Opinión

La famosa España doble

Llevamos un tiempo en el que se han instalado la hosquedad y el insulto en la vida pública y hasta en el Parlamento y esto no puede atribuirse a una ausencia de control de uno mismo, porque en ese caso se seguiría una excusa. Y el asunto tampoco tiene relación con la verdad que se exprese y la intención del otro con que se haga, sino con que unas palabras ofenden objetivamente a otra persona mediante su reducción a cosa despreciable que se puede o se debe eliminar, o a la nada; lo que constituye un asesinato un simbólico que no arriesga nada jurídicamente, porque no resulta punible, y se puede insistir en la reducción a la nada de otro ser humano, que convertiría dicho insulto en algo más perverso cada vez.

Se va acumulando, en efecto, maldad a maldad, y así se invita a quien se insulta a situarse en el mismo ámbito de los víctimas de los deseos de muerte y retorno a la nada del otro, que, en un momento álgido, puede derivar en hechos de agresión y brutalidad encadenadas y en una prácticamente inevitable violencia. Y, entonces, de lo que se trata es de evitar que nazca el insulto, y de que si brotase, fuese cortado inmediatamente por un debido respeto al enemigo, la excusa luego, y al fin la racionalidad.

No se instala la posibilidad de una relación óptima entre los miembros de una comunidad por decreto, pero sí se exige por racionalidad una situación de ninguna violencia ni de hecho ni de palabra y el imperio de la razón.
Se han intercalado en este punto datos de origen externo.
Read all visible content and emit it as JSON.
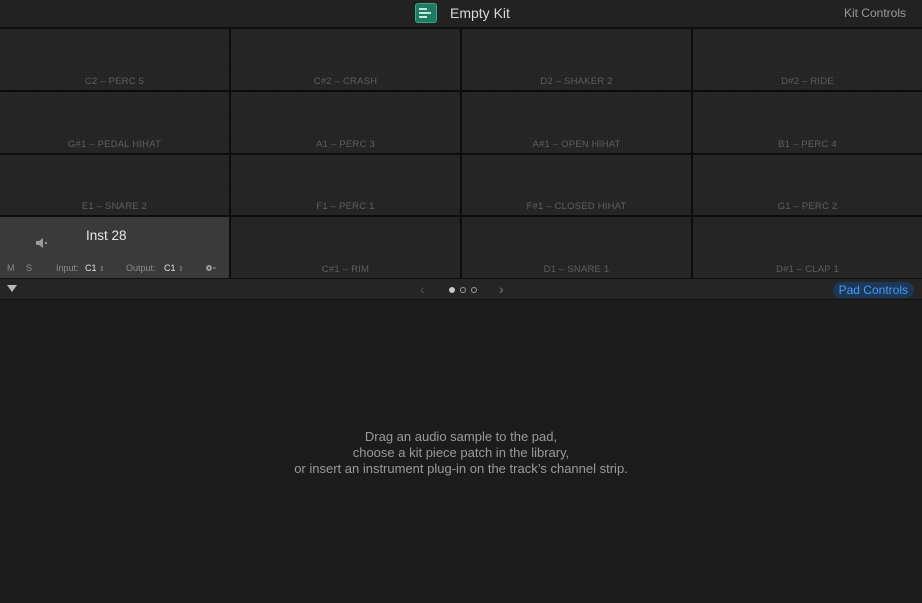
{
  "header": {
    "title": "Empty Kit",
    "kit_controls": "Kit Controls"
  },
  "pads": [
    {
      "label": "C2 – PERC 5"
    },
    {
      "label": "C#2 – CRASH"
    },
    {
      "label": "D2 – SHAKER 2"
    },
    {
      "label": "D#2 – RIDE"
    },
    {
      "label": "G#1 – PEDAL HIHAT"
    },
    {
      "label": "A1 – PERC 3"
    },
    {
      "label": "A#1 – OPEN HIHAT"
    },
    {
      "label": "B1 – PERC 4"
    },
    {
      "label": "E1 – SNARE 2"
    },
    {
      "label": "F1 – PERC 1"
    },
    {
      "label": "F#1 – CLOSED HIHAT"
    },
    {
      "label": "G1 – PERC 2"
    },
    {
      "label": ""
    },
    {
      "label": "C#1 – RIM"
    },
    {
      "label": "D1 – SNARE 1"
    },
    {
      "label": "D#1 – CLAP 1"
    }
  ],
  "selected_pad": {
    "name": "Inst 28",
    "mute": "M",
    "solo": "S",
    "input_label": "Input:",
    "input_value": "C1",
    "output_label": "Output:",
    "output_value": "C1"
  },
  "nav": {
    "prev": "‹",
    "next": "›",
    "page_count": 3,
    "active_page": 1,
    "pad_controls": "Pad Controls"
  },
  "message": {
    "line1": "Drag an audio sample to the pad,",
    "line2": "choose a kit piece patch in the library,",
    "line3": "or insert an instrument plug-in on the track’s channel strip."
  }
}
La misma ley que rige la comunidad está asentada sobre la racionalidad del acuerdo común que tiene en cuenta la diversidad de parecer e intereses, todos sometidos al interés común, sin que se tenga derecho alguno de una excepción a este deber. Y para reafirmar todo esto nacieron los acuerdos constitucionales y la lucha política pacífica que sustituyen precisamente el mundo oscuro de la guerra y el conflicto por la razón común primaria que es el Derecho.

La violencia y el deseo de aplastar al otro es siempre la sacralización de unos abstractos que encubren muchas ventajas de dinero y poder y, si ya nos parecen anacrónicas las llamadas luchas religiosas, que los encubrían hay que cuidar de que las luchas políticas no absoluticen sus ideas ni sentimientos. Y, a este respecto, siempre hay que recordar una página de Sir Winston Churchill que, cuando hace la historia del reinado de Isabel I de Inglaterra y escribe sobre la violencia del choque que por asuntos religiosos se produce en los dos reinados anteriores de Eduardo VI y de María I que «aquí estaban los ciudadanos… ordenados en nombre del rey Eduardo, a marchar a lo largo del sendero de la salvación y, bajo el reinado de la reina María, a volver a marchar en dirección opuesta, pero la reina Isabel logro un compromiso entre la Vieja y la Nueva Inglaterra que, aunque no abatió su guerra, confinó su furia de tal manera que no fue mortal para la unidad y continuidad de la sociedad nacional».

Es decir que acertó la Reina en su obligación de configurar una nación unida, y logró mostrar a sus súbditos, racionalmente, que ante todo eran ingleses, y ello era una condición y un valor supremos ante los cuales tendrían que ceder cualquier clase de situaciones y sus valores, y razones o sinrazones, como una especie de Derecho y Convenio Originarios que hacían del mero ser inglés una especie de Razón Última. Y lo tremendo es que la misma racionalidad de esta realidad no ha calado de igual manera desgraciadamente en nuestra conciencia de ser españoles.

Y no hay dos Españas como no había dos Inglaterras, y Don Antonio Machado nos avisó de esa eventual doblez que explicaría que nos suicidáramos. Pero hay un sola España con una vieja patología de estupidez, locura y autodestrucción; y de ignorancia y odio a la gran España que fuimos.